Sikap Saat Mendapat Komentar tentang Hijrah dan Perubahan Diri
Soal 193: Sikap Saat Mendapat Komentar tentang Hijrah dan Perubahan Diri
Pertanyaan
Assalamualaikum tabe ustadz dih pertanyaan sya apa harus kita lakukan saat ada komentar seseorang tentang hijrah atau berubah diri jadi lebih baik?
Jawaban
Wa’alaikumussalam warahmatullahi wabarakatuh
Saat seseorang berhijrah atau berusaha berubah menjadi lebih baik, lalu mendapat komentar dari orang lain, maka sikap utama yang dianjurkan adalah bersabar dan meluruskan niat hanya karena Allah. Hijrah adalah urusan antara hamba dan Rabb-nya, bukan untuk dinilai manusia. Allah berfirman: “Katakanlah: Sesungguhnya sholatku, ibadahku, hidupku dan matiku hanyalah untuk Allah Rabb semesta alam” (QS. Al-An’am: 162). Jika komentar tersebut berupa ejekan atau meremehkan, maka cukup dihadapi dengan kesabaran dan tidak perlu dibalas, karena Nabi ﷺ bersabda: “Bukanlah orang kuat itu yang menang dalam bergulat, tetapi orang kuat adalah yang mampu menahan dirinya ketika marah” (HR. Bukhari dan Muslim).

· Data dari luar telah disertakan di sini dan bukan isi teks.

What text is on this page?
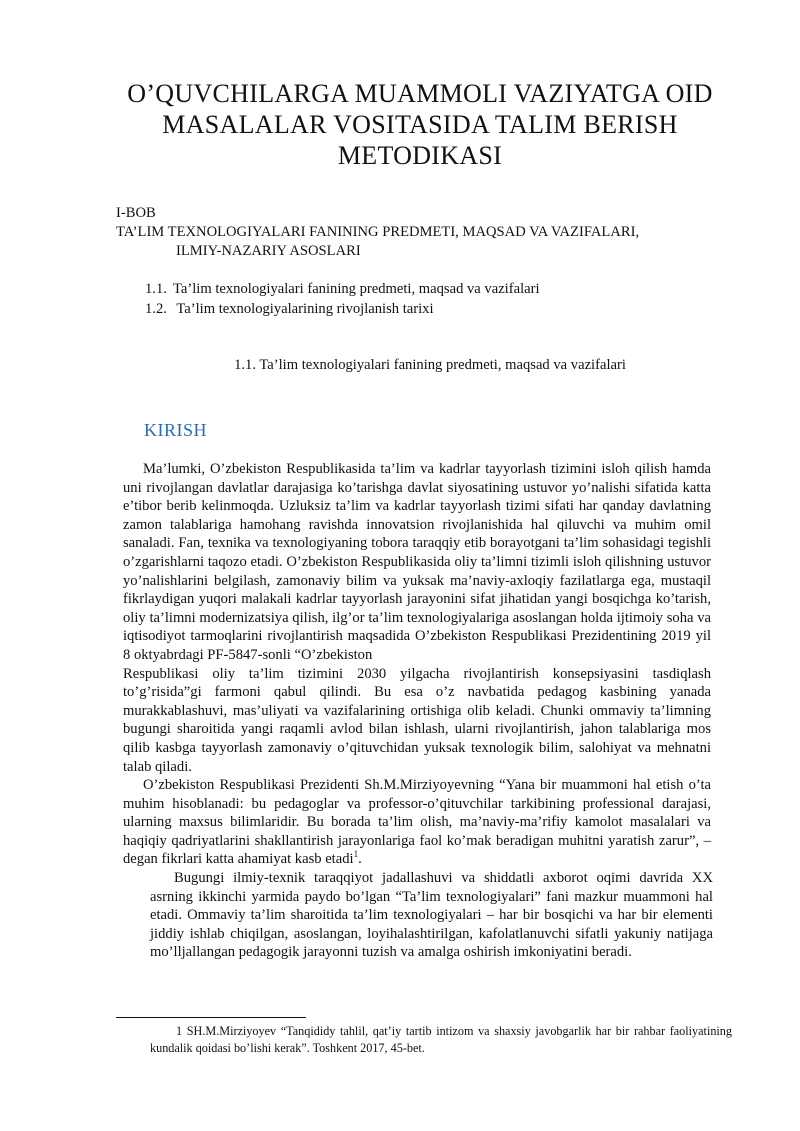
O’QUVCHILARGA MUAMMOLI VAZIYATGA OID MASALALAR VOSITASIDA TALIM BERISH METODIKASI
I-BOB
TA’LIM TEXNOLOGIYALARI FANINING PREDMETI, MAQSAD VA VAZIFALARI,
ILMIY-NAZARIY ASOSLARI
1.1. Ta’lim texnologiyalari fanining predmeti, maqsad va vazifalari
1.2. Ta’lim texnologiyalarining rivojlanish tarixi
1.1. Ta’lim texnologiyalari fanining predmeti, maqsad va vazifalari
KIRISH

Ma’lumki, O’zbekiston Respublikasida ta’lim va kadrlar tayyorlash tizimini isloh qilish hamda uni rivojlangan davlatlar darajasiga ko’tarishga davlat siyosatining ustuvor yo’nalishi sifatida katta e’tibor berib kelinmoqda. Uzluksiz ta’lim va kadrlar tayyorlash tizimi sifati har qanday davlatning zamon talablariga hamohang ravishda innovatsion rivojlanishida hal qiluvchi va muhim omil sanaladi. Fan, texnika va texnologiyaning tobora taraqqiy etib borayotgani ta’lim sohasidagi tegishli o’zgarishlarni taqozo etadi. O’zbekiston Respublikasida oliy ta’limni tizimli isloh qilishning ustuvor yo’nalishlarini belgilash, zamonaviy bilim va yuksak ma’naviy-axloqiy fazilatlarga ega, mustaqil fikrlaydigan yuqori malakali kadrlar tayyorlash jarayonini sifat jihatidan yangi bosqichga ko’tarish, oliy ta’limni modernizatsiya qilish, ilg’or ta’lim texnologiyalariga asoslangan holda ijtimoiy soha va iqtisodiyot tarmoqlarini rivojlantirish maqsadida O’zbekiston Respublikasi Prezidentining 2019 yil 8 oktyabrdagi PF-5847-sonli “O’zbekiston

Respublikasi oliy ta’lim tizimini 2030 yilgacha rivojlantirish konsepsiyasini tasdiqlash to’g’risida”gi farmoni qabul qilindi. Bu esa o’z navbatida pedagog kasbining yanada murakkablashuvi, mas’uliyati va vazifalarining ortishiga olib keladi. Chunki ommaviy ta’limning bugungi sharoitida yangi raqamli avlod bilan ishlash, ularni rivojlantirish, jahon talablariga mos qilib kasbga tayyorlash zamonaviy o’qituvchidan yuksak texnologik bilim, salohiyat va mehnatni talab qiladi.

O’zbekiston Respublikasi Prezidenti Sh.M.Mirziyoyevning “Yana bir muammoni hal etish o’ta muhim hisoblanadi: bu pedagoglar va professor-o’qituvchilar tarkibining professional darajasi, ularning maxsus bilimlaridir. Bu borada ta’lim olish, ma’naviy-ma’rifiy kamolot masalalari va haqiqiy qadriyatlarini shakllantirish jarayonlariga faol ko’mak beradigan muhitni yaratish zarur”, – degan fikrlari katta ahamiyat kasb etadi$^1$.

Bugungi ilmiy-texnik taraqqiyot jadallashuvi va shiddatli axborot oqimi davrida XX asrning ikkinchi yarmida paydo bo’lgan “Ta’lim texnologiyalari” fani mazkur muammoni hal etadi. Ommaviy ta’lim sharoitida ta’lim texnologiyalari – har bir bosqichi va har bir elementi jiddiy ishlab chiqilgan, asoslangan, loyihalashtirilgan, kafolatlanuvchi sifatli yakuniy natijaga mo’lljallangan pedagogik jarayonni tuzish va amalga oshirish imkoniyatini beradi.

1 SH.M.Mirziyoyev “Tanqididy tahlil, qat’iy tartib intizom va shaxsiy javobgarlik har bir rahbar faoliyatining kundalik qoidasi bo’lishi kerak”. Toshkent 2017, 45-bet.
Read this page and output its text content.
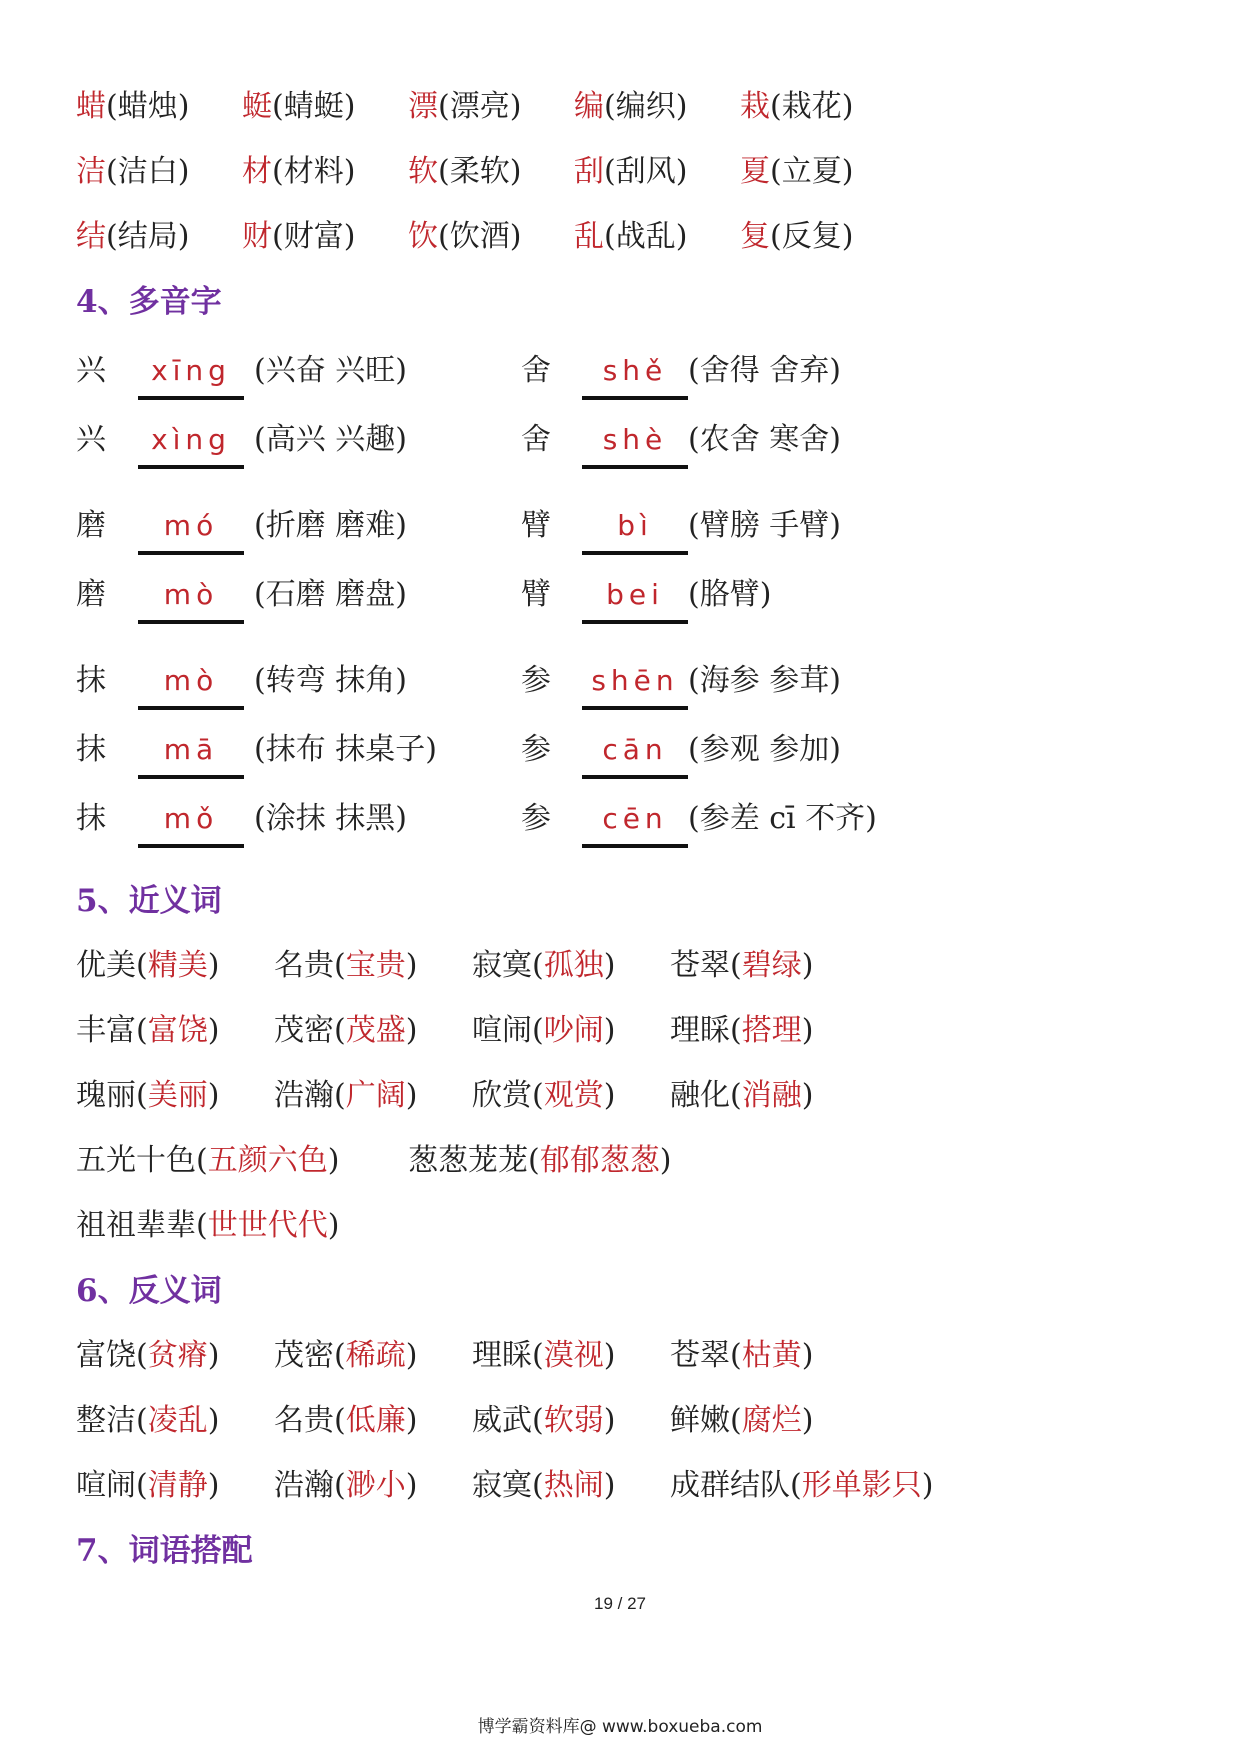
蜡(蜡烛) 蜓(蜻蜓) 漂(漂亮) 编(编织) 栽(栽花)
洁(洁白) 材(材料) 软(柔软) 刮(刮风) 夏(立夏)
结(结局) 财(财富) 饮(饮酒) 乱(战乱) 复(反复)
4、多音字
兴	xīng (兴奋 兴旺)	舍	shě (舍得 舍弃)
兴	xìng (高兴 兴趣)	舍	shè (农舍 寒舍)
磨	mó	(折磨 磨难)	臂	bì	(臂膀 手臂)
磨	mò	(石磨 磨盘)	臂	bei (胳臂)
抹	mò	(转弯 抹角)	参	shēn (海参 参茸)
抹	mā	(抹布 抹桌子)	参	cān (参观 参加)
抹	mǒ	(涂抹 抹黑)	参	cēn (参差 cī 不齐)
5、近义词
优美(精美) 名贵(宝贵) 寂寞(孤独) 苍翠(碧绿)
丰富(富饶) 茂密(茂盛) 喧闹(吵闹) 理睬(搭理)
瑰丽(美丽) 浩瀚(广阔) 欣赏(观赏) 融化(消融)
五光十色(五颜六色) 葱葱茏茏(郁郁葱葱)
祖祖辈辈(世世代代)
6、反义词
富饶(贫瘠) 茂密(稀疏) 理睬(漠视) 苍翠(枯黄)
整洁(凌乱) 名贵(低廉) 威武(软弱) 鲜嫩(腐烂)
喧闹(清静) 浩瀚(渺小) 寂寞(热闹) 成群结队(形单影只)
7、词语搭配
19 / 27
博学霸资料库@ www.boxueba.com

Apabila komentar itu berupa nasihat atau kritik, maka seorang muslim dianjurkan untuk menimbangnya dengan ilmu dan hikmah. Jika benar, maka diterima sebagai kebaikan; jika keliru, maka ditinggalkan tanpa harus memicu perdebatan. Ulama menjelaskan bahwa menerima kebenaran adalah tanda keikhlasan. Allah berfirman: “Maka berilah peringatan, karena peringatan itu bermanfaat bagi orang-orang beriman” (QS. Adz-Dzariyat: 55). Tidak semua komentar harus dijawab, dan tidak semua penilaian manusia perlu dijadikan beban dalam perjalanan hijrah.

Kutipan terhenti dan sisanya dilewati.